2.5 - Le récit de Renée Antoine par le Docteur Raymond Féry

IV - Date emblématique d'un massacre collectif de - Lundi 26 mars 1962 à Alger.

Le Docteur Renée Antoine par le Docteur Raymond Féry (Ed. Atlanthrope - 1989)
dans "Un crime sans assassins" Francine DESSAIGNE

Dans ce beau livre où le docteur Féry retrace le modeste et immense dévouement du docteur Antoine pour les populations sahariennes atteintes de maladies des yeux .... le 26 mars y trouve place sous forme d’une lettre écrite le 31 mars 1962 au docteur Lhuillier, passage reproduit ci-dessous.

« On n’a pas trouvé une arme sur les morts et les blessés des Glières. Ils ont été atteints presque tous dans le dos ou la face postérieure du bassin et des membres, car ils s’étaient tous couchés à plat ventre quand ils ont compris qu’on allait tirer .... le docteur Massonat, un des meilleurs espoirs de notre faculté, venu en blouse blanche avec des garrots dans ses poche a été tué à bout portant par un soldat musulman alors qu’il se penchait sur une femme pour garrotter son bras déchiqueté. Le frère de mon infirmière a été tué chez lui , au 6ème étage de la rue Lelluch, face au revers de la Grande Poste ; la pièce dans laquelle il se trouvait a été criblée de projectiles.

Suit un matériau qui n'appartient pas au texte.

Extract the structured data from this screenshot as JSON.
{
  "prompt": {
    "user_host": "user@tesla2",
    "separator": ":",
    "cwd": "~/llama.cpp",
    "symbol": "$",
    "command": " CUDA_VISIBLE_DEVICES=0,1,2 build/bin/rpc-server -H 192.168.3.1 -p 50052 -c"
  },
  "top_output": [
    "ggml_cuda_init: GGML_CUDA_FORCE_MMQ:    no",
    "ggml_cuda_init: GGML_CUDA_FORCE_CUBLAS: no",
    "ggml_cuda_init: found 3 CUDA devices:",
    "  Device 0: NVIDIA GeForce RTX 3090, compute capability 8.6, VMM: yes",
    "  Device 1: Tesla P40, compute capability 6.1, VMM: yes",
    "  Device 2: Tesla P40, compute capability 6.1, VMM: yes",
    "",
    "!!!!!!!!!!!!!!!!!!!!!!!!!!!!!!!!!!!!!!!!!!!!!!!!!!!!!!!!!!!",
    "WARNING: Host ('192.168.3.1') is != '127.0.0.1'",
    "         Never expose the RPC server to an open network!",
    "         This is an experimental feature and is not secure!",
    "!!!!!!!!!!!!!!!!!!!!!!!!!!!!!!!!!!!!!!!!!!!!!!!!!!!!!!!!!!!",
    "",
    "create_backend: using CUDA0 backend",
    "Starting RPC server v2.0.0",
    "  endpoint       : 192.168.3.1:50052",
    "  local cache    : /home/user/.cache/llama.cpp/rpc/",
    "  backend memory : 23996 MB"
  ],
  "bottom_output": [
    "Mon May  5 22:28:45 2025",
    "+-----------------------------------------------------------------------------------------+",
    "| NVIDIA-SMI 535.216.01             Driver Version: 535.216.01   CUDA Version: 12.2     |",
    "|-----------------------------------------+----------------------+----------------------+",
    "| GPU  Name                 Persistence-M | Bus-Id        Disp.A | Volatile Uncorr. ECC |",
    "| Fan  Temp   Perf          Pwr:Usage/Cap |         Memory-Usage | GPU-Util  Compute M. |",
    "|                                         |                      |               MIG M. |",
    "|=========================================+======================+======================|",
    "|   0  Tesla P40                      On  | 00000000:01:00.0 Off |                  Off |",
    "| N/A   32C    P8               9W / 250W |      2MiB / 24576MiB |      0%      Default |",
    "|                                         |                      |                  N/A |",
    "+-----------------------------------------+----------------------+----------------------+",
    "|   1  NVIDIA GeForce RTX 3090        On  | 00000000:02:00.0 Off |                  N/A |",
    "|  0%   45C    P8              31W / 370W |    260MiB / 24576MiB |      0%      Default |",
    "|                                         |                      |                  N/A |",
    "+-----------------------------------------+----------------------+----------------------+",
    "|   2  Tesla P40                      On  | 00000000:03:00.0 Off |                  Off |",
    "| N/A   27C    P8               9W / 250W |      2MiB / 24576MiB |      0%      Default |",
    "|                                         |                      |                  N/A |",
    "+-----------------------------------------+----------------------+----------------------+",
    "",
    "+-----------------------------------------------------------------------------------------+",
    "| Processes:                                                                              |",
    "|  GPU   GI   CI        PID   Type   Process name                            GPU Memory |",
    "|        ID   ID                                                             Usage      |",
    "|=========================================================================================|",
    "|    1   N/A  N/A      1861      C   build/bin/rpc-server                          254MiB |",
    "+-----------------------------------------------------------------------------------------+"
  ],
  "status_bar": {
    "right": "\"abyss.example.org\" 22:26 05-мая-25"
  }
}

Un des proches de Renée Antoine, un étudiant en sciences de 28 ans est au nombre des blessés et présente "une délicération" du rectum avec fractures multiples - ses blessures témoignent absolument qu’il a été littéralement arrosé de projectiles de tous calibres , alors qu’il était couché à plat ventre par terre. J’ai pansé à mon cabinet un blessé léger également atteint aux fesses et face postérieure des cuisses. Ce carnage n’est donc pas le fait de bagarre d’une foule donnant l’assaut à un barrage mais l’arrosage systématique d’une manifestation pacifique venue affirmer sa sympathie aux assiégés de Bab el Oued. De tout cela se dégage une impression horrible : la France me fait peur, la peur que nous inspire une bête féroce et cruelle. Elle me fait peur et me répugne ».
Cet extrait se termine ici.